Le principe de l’assurance multirisque récoltes

Si vous avez souscrit une assurance multirisques récoltes, votre exploitation, votre matériel et votre tracteur seront couverts s’ils ont été endommagés par une inondation. En principe, tous les contrats d’assurance multirisques agricole comprennent la garantie catastrophes naturelles, ce qui couvre les inondations, les glissements de terrain, les coulées de boue, les avalanches et les tremblements de terre. Comme nous le disions, cette garantie joue seulement lorsqu’un arrêté interministériel, paru au Journal officiel, constate l’état de catastrophe naturelle.

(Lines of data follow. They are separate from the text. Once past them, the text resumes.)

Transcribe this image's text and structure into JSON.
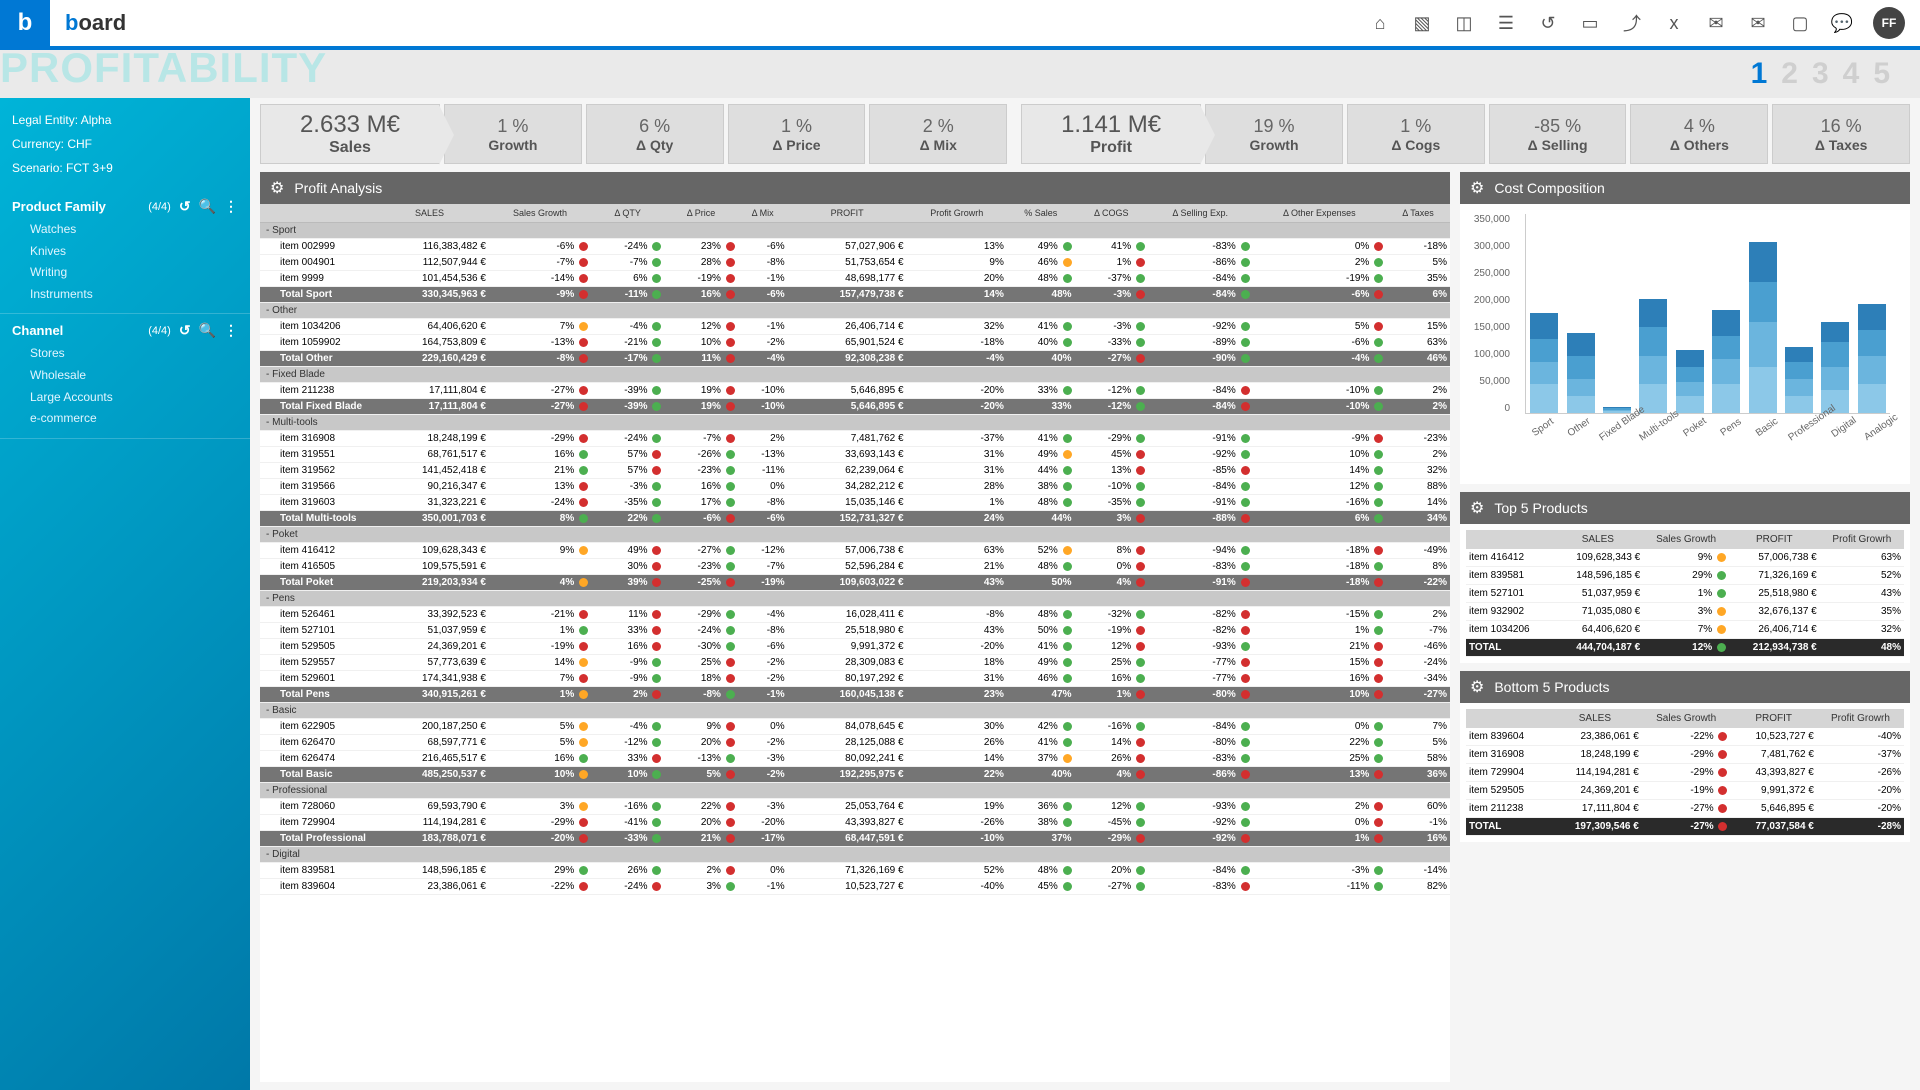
{
  "header": {
    "logo_b": "b",
    "brand": {
      "b": "b",
      "rest": "oard"
    },
    "avatar": "FF"
  },
  "title": "PROFITABILITY",
  "pagers": [
    "1",
    "2",
    "3",
    "4",
    "5"
  ],
  "sidebar": {
    "meta": {
      "entity": "Legal Entity: Alpha",
      "currency": "Currency:  CHF",
      "scenario": "Scenario: FCT 3+9"
    },
    "family": {
      "title": "Product Family",
      "count": "(4/4)",
      "items": [
        "Watches",
        "Knives",
        "Writing",
        "Instruments"
      ]
    },
    "channel": {
      "title": "Channel",
      "count": "(4/4)",
      "items": [
        "Stores",
        "Wholesale",
        "Large Accounts",
        "e-commerce"
      ]
    }
  },
  "kpis_left": [
    {
      "val": "2.633 M€",
      "lbl": "Sales",
      "big": true
    },
    {
      "val": "1 %",
      "lbl": "Growth"
    },
    {
      "val": "6 %",
      "lbl": "Δ Qty"
    },
    {
      "val": "1 %",
      "lbl": "Δ Price"
    },
    {
      "val": "2 %",
      "lbl": "Δ Mix"
    }
  ],
  "kpis_right": [
    {
      "val": "1.141 M€",
      "lbl": "Profit",
      "big": true
    },
    {
      "val": "19 %",
      "lbl": "Growth"
    },
    {
      "val": "1 %",
      "lbl": "Δ Cogs"
    },
    {
      "val": "-85 %",
      "lbl": "Δ Selling"
    },
    {
      "val": "4 %",
      "lbl": "Δ Others"
    },
    {
      "val": "16 %",
      "lbl": "Δ Taxes"
    }
  ],
  "profit_analysis": {
    "title": "Profit Analysis",
    "cols": [
      "",
      "SALES",
      "Sales Growth",
      "Δ QTY",
      "Δ Price",
      "Δ Mix",
      "PROFIT",
      "Profit Growrh",
      "% Sales",
      "Δ COGS",
      "Δ Selling Exp.",
      "Δ Other Expenses",
      "Δ Taxes"
    ],
    "rows": [
      {
        "t": "group",
        "c": [
          "-  Sport"
        ]
      },
      {
        "t": "row",
        "c": [
          "item 002999",
          "116,383,482 €",
          "-6%:r",
          "-24%:g",
          "23%:r",
          "-6%:",
          "57,027,906 €",
          "13%:",
          "49%:g",
          "41%:g",
          "-83%:g",
          "0%:r",
          "-18%:"
        ]
      },
      {
        "t": "row",
        "c": [
          "item 004901",
          "112,507,944 €",
          "-7%:r",
          "-7%:g",
          "28%:r",
          "-8%:",
          "51,753,654 €",
          "9%:",
          "46%:y",
          "1%:r",
          "-86%:g",
          "2%:g",
          "5%:"
        ]
      },
      {
        "t": "row",
        "c": [
          "item 9999",
          "101,454,536 €",
          "-14%:r",
          "6%:g",
          "-19%:r",
          "-1%:",
          "48,698,177 €",
          "20%:",
          "48%:g",
          "-37%:g",
          "-84%:g",
          "-19%:g",
          "35%:"
        ]
      },
      {
        "t": "total",
        "c": [
          "Total Sport",
          "330,345,963 €",
          "-9%:r",
          "-11%:g",
          "16%:r",
          "-6%:",
          "157,479,738 €",
          "14%:",
          "48%:",
          "-3%:r",
          "-84%:g",
          "-6%:r",
          "6%:"
        ]
      },
      {
        "t": "group",
        "c": [
          "-  Other"
        ]
      },
      {
        "t": "row",
        "c": [
          "item 1034206",
          "64,406,620 €",
          "7%:y",
          "-4%:g",
          "12%:r",
          "-1%:",
          "26,406,714 €",
          "32%:",
          "41%:g",
          "-3%:g",
          "-92%:g",
          "5%:r",
          "15%:"
        ]
      },
      {
        "t": "row",
        "c": [
          "item 1059902",
          "164,753,809 €",
          "-13%:r",
          "-21%:g",
          "10%:r",
          "-2%:",
          "65,901,524 €",
          "-18%:",
          "40%:g",
          "-33%:g",
          "-89%:g",
          "-6%:g",
          "63%:"
        ]
      },
      {
        "t": "total",
        "c": [
          "Total Other",
          "229,160,429 €",
          "-8%:r",
          "-17%:g",
          "11%:r",
          "-4%:",
          "92,308,238 €",
          "-4%:",
          "40%:",
          "-27%:r",
          "-90%:g",
          "-4%:g",
          "46%:"
        ]
      },
      {
        "t": "group",
        "c": [
          "-  Fixed Blade"
        ]
      },
      {
        "t": "row",
        "c": [
          "item 211238",
          "17,111,804 €",
          "-27%:r",
          "-39%:g",
          "19%:r",
          "-10%:",
          "5,646,895 €",
          "-20%:",
          "33%:g",
          "-12%:g",
          "-84%:r",
          "-10%:g",
          "2%:"
        ]
      },
      {
        "t": "total",
        "c": [
          "Total Fixed Blade",
          "17,111,804 €",
          "-27%:r",
          "-39%:g",
          "19%:r",
          "-10%:",
          "5,646,895 €",
          "-20%:",
          "33%:",
          "-12%:g",
          "-84%:r",
          "-10%:g",
          "2%:"
        ]
      },
      {
        "t": "group",
        "c": [
          "-  Multi-tools"
        ]
      },
      {
        "t": "row",
        "c": [
          "item 316908",
          "18,248,199 €",
          "-29%:r",
          "-24%:g",
          "-7%:r",
          "2%:",
          "7,481,762 €",
          "-37%:",
          "41%:g",
          "-29%:g",
          "-91%:g",
          "-9%:r",
          "-23%:"
        ]
      },
      {
        "t": "row",
        "c": [
          "item 319551",
          "68,761,517 €",
          "16%:g",
          "57%:r",
          "-26%:g",
          "-13%:",
          "33,693,143 €",
          "31%:",
          "49%:y",
          "45%:r",
          "-92%:g",
          "10%:g",
          "2%:"
        ]
      },
      {
        "t": "row",
        "c": [
          "item 319562",
          "141,452,418 €",
          "21%:g",
          "57%:r",
          "-23%:g",
          "-11%:",
          "62,239,064 €",
          "31%:",
          "44%:g",
          "13%:r",
          "-85%:r",
          "14%:g",
          "32%:"
        ]
      },
      {
        "t": "row",
        "c": [
          "item 319566",
          "90,216,347 €",
          "13%:r",
          "-3%:g",
          "16%:g",
          "0%:",
          "34,282,212 €",
          "28%:",
          "38%:g",
          "-10%:g",
          "-84%:g",
          "12%:g",
          "88%:"
        ]
      },
      {
        "t": "row",
        "c": [
          "item 319603",
          "31,323,221 €",
          "-24%:r",
          "-35%:g",
          "17%:g",
          "-8%:",
          "15,035,146 €",
          "1%:",
          "48%:g",
          "-35%:g",
          "-91%:g",
          "-16%:g",
          "14%:"
        ]
      },
      {
        "t": "total",
        "c": [
          "Total Multi-tools",
          "350,001,703 €",
          "8%:g",
          "22%:g",
          "-6%:r",
          "-6%:",
          "152,731,327 €",
          "24%:",
          "44%:",
          "3%:r",
          "-88%:r",
          "6%:g",
          "34%:"
        ]
      },
      {
        "t": "group",
        "c": [
          "-  Poket"
        ]
      },
      {
        "t": "row",
        "c": [
          "item 416412",
          "109,628,343 €",
          "9%:y",
          "49%:r",
          "-27%:g",
          "-12%:",
          "57,006,738 €",
          "63%:",
          "52%:y",
          "8%:r",
          "-94%:g",
          "-18%:r",
          "-49%:"
        ]
      },
      {
        "t": "row",
        "c": [
          "item 416505",
          "109,575,591 €",
          ":",
          "30%:r",
          "-23%:g",
          "-7%:",
          "52,596,284 €",
          "21%:",
          "48%:g",
          "0%:r",
          "-83%:g",
          "-18%:g",
          "8%:"
        ]
      },
      {
        "t": "total",
        "c": [
          "Total Poket",
          "219,203,934 €",
          "4%:y",
          "39%:r",
          "-25%:r",
          "-19%:",
          "109,603,022 €",
          "43%:",
          "50%:",
          "4%:r",
          "-91%:r",
          "-18%:r",
          "-22%:"
        ]
      },
      {
        "t": "group",
        "c": [
          "-  Pens"
        ]
      },
      {
        "t": "row",
        "c": [
          "item 526461",
          "33,392,523 €",
          "-21%:r",
          "11%:r",
          "-29%:g",
          "-4%:",
          "16,028,411 €",
          "-8%:",
          "48%:g",
          "-32%:g",
          "-82%:r",
          "-15%:g",
          "2%:"
        ]
      },
      {
        "t": "row",
        "c": [
          "item 527101",
          "51,037,959 €",
          "1%:g",
          "33%:r",
          "-24%:g",
          "-8%:",
          "25,518,980 €",
          "43%:",
          "50%:g",
          "-19%:r",
          "-82%:r",
          "1%:g",
          "-7%:"
        ]
      },
      {
        "t": "row",
        "c": [
          "item 529505",
          "24,369,201 €",
          "-19%:r",
          "16%:r",
          "-30%:g",
          "-6%:",
          "9,991,372 €",
          "-20%:",
          "41%:g",
          "12%:r",
          "-93%:g",
          "21%:r",
          "-46%:"
        ]
      },
      {
        "t": "row",
        "c": [
          "item 529557",
          "57,773,639 €",
          "14%:y",
          "-9%:g",
          "25%:r",
          "-2%:",
          "28,309,083 €",
          "18%:",
          "49%:g",
          "25%:g",
          "-77%:r",
          "15%:r",
          "-24%:"
        ]
      },
      {
        "t": "row",
        "c": [
          "item 529601",
          "174,341,938 €",
          "7%:r",
          "-9%:g",
          "18%:r",
          "-2%:",
          "80,197,292 €",
          "31%:",
          "46%:g",
          "16%:g",
          "-77%:r",
          "16%:r",
          "-34%:"
        ]
      },
      {
        "t": "total",
        "c": [
          "Total Pens",
          "340,915,261 €",
          "1%:y",
          "2%:r",
          "-8%:g",
          "-1%:",
          "160,045,138 €",
          "23%:",
          "47%:",
          "1%:r",
          "-80%:r",
          "10%:r",
          "-27%:"
        ]
      },
      {
        "t": "group",
        "c": [
          "-  Basic"
        ]
      },
      {
        "t": "row",
        "c": [
          "item 622905",
          "200,187,250 €",
          "5%:y",
          "-4%:g",
          "9%:r",
          "0%:",
          "84,078,645 €",
          "30%:",
          "42%:g",
          "-16%:g",
          "-84%:g",
          "0%:g",
          "7%:"
        ]
      },
      {
        "t": "row",
        "c": [
          "item 626470",
          "68,597,771 €",
          "5%:y",
          "-12%:g",
          "20%:r",
          "-2%:",
          "28,125,088 €",
          "26%:",
          "41%:g",
          "14%:r",
          "-80%:g",
          "22%:g",
          "5%:"
        ]
      },
      {
        "t": "row",
        "c": [
          "item 626474",
          "216,465,517 €",
          "16%:g",
          "33%:r",
          "-13%:g",
          "-3%:",
          "80,092,241 €",
          "14%:",
          "37%:y",
          "26%:r",
          "-83%:g",
          "25%:g",
          "58%:"
        ]
      },
      {
        "t": "total",
        "c": [
          "Total Basic",
          "485,250,537 €",
          "10%:y",
          "10%:g",
          "5%:r",
          "-2%:",
          "192,295,975 €",
          "22%:",
          "40%:",
          "4%:r",
          "-86%:r",
          "13%:r",
          "36%:"
        ]
      },
      {
        "t": "group",
        "c": [
          "-  Professional"
        ]
      },
      {
        "t": "row",
        "c": [
          "item 728060",
          "69,593,790 €",
          "3%:y",
          "-16%:g",
          "22%:r",
          "-3%:",
          "25,053,764 €",
          "19%:",
          "36%:g",
          "12%:g",
          "-93%:g",
          "2%:r",
          "60%:"
        ]
      },
      {
        "t": "row",
        "c": [
          "item 729904",
          "114,194,281 €",
          "-29%:r",
          "-41%:g",
          "20%:r",
          "-20%:",
          "43,393,827 €",
          "-26%:",
          "38%:g",
          "-45%:g",
          "-92%:g",
          "0%:r",
          "-1%:"
        ]
      },
      {
        "t": "total",
        "c": [
          "Total Professional",
          "183,788,071 €",
          "-20%:r",
          "-33%:g",
          "21%:r",
          "-17%:",
          "68,447,591 €",
          "-10%:",
          "37%:",
          "-29%:r",
          "-92%:r",
          "1%:r",
          "16%:"
        ]
      },
      {
        "t": "group",
        "c": [
          "-  Digital"
        ]
      },
      {
        "t": "row",
        "c": [
          "item 839581",
          "148,596,185 €",
          "29%:g",
          "26%:g",
          "2%:r",
          "0%:",
          "71,326,169 €",
          "52%:",
          "48%:g",
          "20%:g",
          "-84%:g",
          "-3%:g",
          "-14%:"
        ]
      },
      {
        "t": "row",
        "c": [
          "item 839604",
          "23,386,061 €",
          "-22%:r",
          "-24%:r",
          "3%:g",
          "-1%:",
          "10,523,727 €",
          "-40%:",
          "45%:g",
          "-27%:g",
          "-83%:r",
          "-11%:g",
          "82%:"
        ]
      }
    ]
  },
  "cost_chart": {
    "title": "Cost Composition",
    "ylabels": [
      "350,000",
      "300,000",
      "250,000",
      "200,000",
      "150,000",
      "100,000",
      "50,000",
      "0"
    ],
    "max": 350000,
    "cats": [
      "Sport",
      "Other",
      "Fixed Blade",
      "Multi-tools",
      "Poket",
      "Pens",
      "Basic",
      "Professional",
      "Digital",
      "Analogic"
    ],
    "stacks": [
      [
        50000,
        40000,
        40000,
        45000
      ],
      [
        30000,
        30000,
        40000,
        40000
      ],
      [
        3000,
        3000,
        2000,
        2000
      ],
      [
        50000,
        50000,
        50000,
        50000
      ],
      [
        30000,
        25000,
        25000,
        30000
      ],
      [
        50000,
        45000,
        40000,
        45000
      ],
      [
        80000,
        80000,
        70000,
        70000
      ],
      [
        30000,
        30000,
        30000,
        25000
      ],
      [
        40000,
        40000,
        45000,
        35000
      ],
      [
        50000,
        50000,
        45000,
        45000
      ]
    ],
    "colors": [
      "#8cc8e8",
      "#6bb5de",
      "#4a9fd0",
      "#2d7fb8"
    ]
  },
  "top5": {
    "title": "Top 5 Products",
    "cols": [
      "",
      "SALES",
      "Sales Growth",
      "PROFIT",
      "Profit Growrh"
    ],
    "rows": [
      [
        "item 416412",
        "109,628,343 €",
        "9%:y",
        "57,006,738 €",
        "63%:"
      ],
      [
        "item 839581",
        "148,596,185 €",
        "29%:g",
        "71,326,169 €",
        "52%:"
      ],
      [
        "item 527101",
        "51,037,959 €",
        "1%:g",
        "25,518,980 €",
        "43%:"
      ],
      [
        "item 932902",
        "71,035,080 €",
        "3%:y",
        "32,676,137 €",
        "35%:"
      ],
      [
        "item 1034206",
        "64,406,620 €",
        "7%:y",
        "26,406,714 €",
        "32%:"
      ]
    ],
    "total": [
      "TOTAL",
      "444,704,187 €",
      "12%:g",
      "212,934,738 €",
      "48%:"
    ]
  },
  "bottom5": {
    "title": "Bottom 5 Products",
    "cols": [
      "",
      "SALES",
      "Sales Growth",
      "PROFIT",
      "Profit Growrh"
    ],
    "rows": [
      [
        "item 839604",
        "23,386,061 €",
        "-22%:r",
        "10,523,727 €",
        "-40%:"
      ],
      [
        "item 316908",
        "18,248,199 €",
        "-29%:r",
        "7,481,762 €",
        "-37%:"
      ],
      [
        "item 729904",
        "114,194,281 €",
        "-29%:r",
        "43,393,827 €",
        "-26%:"
      ],
      [
        "item 529505",
        "24,369,201 €",
        "-19%:r",
        "9,991,372 €",
        "-20%:"
      ],
      [
        "item 211238",
        "17,111,804 €",
        "-27%:r",
        "5,646,895 €",
        "-20%:"
      ]
    ],
    "total": [
      "TOTAL",
      "197,309,546 €",
      "-27%:r",
      "77,037,584 €",
      "-28%:"
    ]
  }
}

Dans le cas où vos récoltes et vos vignes ont été saccagées par les inondations, vous devez en informer votre assureur au plus tard dans les quatre jours suivant la constatation des dégâts. Il est strictement interdit de toucher à la récolte avant l’arrivée de l’expert, sauf si celle-ci doit être cueillie ou moissonnée d’urgence. Pour que les experts soient en mesure de constater les dégâts, vous devez laisser des zones témoins sur place. L’assurance multirisque récoltes peut aussi couvrir votre matériel en plein air comme vos motos pompes, vos arroseurs enrouleurs automatiques et vos silos.

Il peut aussi arriver qu’une coupure d’électricité due aux inondations entraine l’étouffement de vos volailles. Dans ce cas, ce n’est pas l’assurance multirisque agricole qui interviendra, mais plutôt l’assurance accidents d’élevage. Renseignez-vous auprès de votre assureur pour en savoir plus sur cette couverture.

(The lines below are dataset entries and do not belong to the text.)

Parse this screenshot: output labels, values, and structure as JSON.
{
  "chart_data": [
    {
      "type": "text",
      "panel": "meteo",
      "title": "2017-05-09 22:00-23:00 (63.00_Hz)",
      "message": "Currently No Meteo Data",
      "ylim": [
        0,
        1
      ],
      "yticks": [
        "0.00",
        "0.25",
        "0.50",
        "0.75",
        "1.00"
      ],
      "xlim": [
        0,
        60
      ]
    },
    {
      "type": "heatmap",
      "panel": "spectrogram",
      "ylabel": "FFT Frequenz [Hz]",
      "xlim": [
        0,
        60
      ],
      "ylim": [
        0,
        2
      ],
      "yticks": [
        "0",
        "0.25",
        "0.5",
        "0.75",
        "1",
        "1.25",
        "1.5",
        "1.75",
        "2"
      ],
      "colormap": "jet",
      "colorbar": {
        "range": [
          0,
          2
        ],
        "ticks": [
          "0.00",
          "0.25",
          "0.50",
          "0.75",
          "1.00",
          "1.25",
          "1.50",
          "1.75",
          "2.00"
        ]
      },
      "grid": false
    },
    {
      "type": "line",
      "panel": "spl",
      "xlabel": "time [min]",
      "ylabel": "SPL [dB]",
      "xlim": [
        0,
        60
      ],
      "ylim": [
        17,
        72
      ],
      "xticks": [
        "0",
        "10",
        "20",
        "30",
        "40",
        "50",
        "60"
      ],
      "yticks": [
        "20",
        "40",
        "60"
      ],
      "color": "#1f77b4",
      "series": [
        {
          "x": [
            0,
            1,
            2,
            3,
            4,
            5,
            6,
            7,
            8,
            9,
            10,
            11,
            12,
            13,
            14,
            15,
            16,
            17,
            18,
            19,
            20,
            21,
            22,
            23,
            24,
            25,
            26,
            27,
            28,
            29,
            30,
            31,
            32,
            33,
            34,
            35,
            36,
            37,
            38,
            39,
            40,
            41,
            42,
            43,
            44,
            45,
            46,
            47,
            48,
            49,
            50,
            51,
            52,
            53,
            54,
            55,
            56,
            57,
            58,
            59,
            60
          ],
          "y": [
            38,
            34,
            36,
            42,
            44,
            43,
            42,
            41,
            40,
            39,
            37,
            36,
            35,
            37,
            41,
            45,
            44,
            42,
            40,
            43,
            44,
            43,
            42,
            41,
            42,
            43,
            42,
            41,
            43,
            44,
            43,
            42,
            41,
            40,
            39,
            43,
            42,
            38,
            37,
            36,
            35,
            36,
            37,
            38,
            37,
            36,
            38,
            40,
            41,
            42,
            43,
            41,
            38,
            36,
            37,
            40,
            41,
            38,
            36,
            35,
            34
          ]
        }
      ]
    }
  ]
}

L’indemnisation et la franchise de l’assurance multirisque agricole

Si les bâtiments de votre exploitation ont été touchés par les inondations, une indemnité vous sera versée dans un délai de trois mois à compter de la date à laquelle vous avez remis l’état estimatif des dommages et des pertes subis ou à compter de la date de publication de l’arrêté interministériel constatant l’état de catastrophe naturelle.

Par ailleurs, il faut savoir qu’une franchise restera à votre charge dans le cas où vos bâtiments, votre matériel et votre tracteur ont été endommagés par l’inondation. Le montant de la franchise est de 380 euros pour les habitations, les véhicules à moteur et les autres biens à usage privé. Pour les biens professionnels, la franchise est de 10% du montant des dommages avec un minimum de 1140 euros.

En savoir plus sur les indemnisations en cas d'inondation

Le cas de sinistres répétitifs

Il faut également souligner qu’en cas de sinistres répétitifs et si la commune n’a pas de plan de prévention, la franchise sera modulée en fonction du nombre de constatations de l’état de catastrophe naturelle intervenues pour le même risque au cours des cinq années précédant la date de la nouvelle constatation. Elle sera doublée au troisième arrêté, triplée au quatrième et quadruplée pour les suivants.

Un plan d’action pour les situations d’urgence

Préparez-vous toujours à l’avance et mettez en place un plan d’action pour les situations d’urgence. Par exemple, la mise en place de zones plus élevées et la construction d’un remblai. Ces deux actions peuvent limiter les dégâts pouvant être causés par l’eau. En cas de crue soudaine envahissant votre exploitation, il vous faudra évacuer les lieux au plus vite. Quant aux matériels comme les machines, le fourrage, le stock et les produits phytosanitaires, ils doivent être placés en sécurité. De même que les papiers importants. Enfin, en anticipant les conditions de logement de votre bétail, vous arriverez à réduire les actions de l’eau sur vos animaux.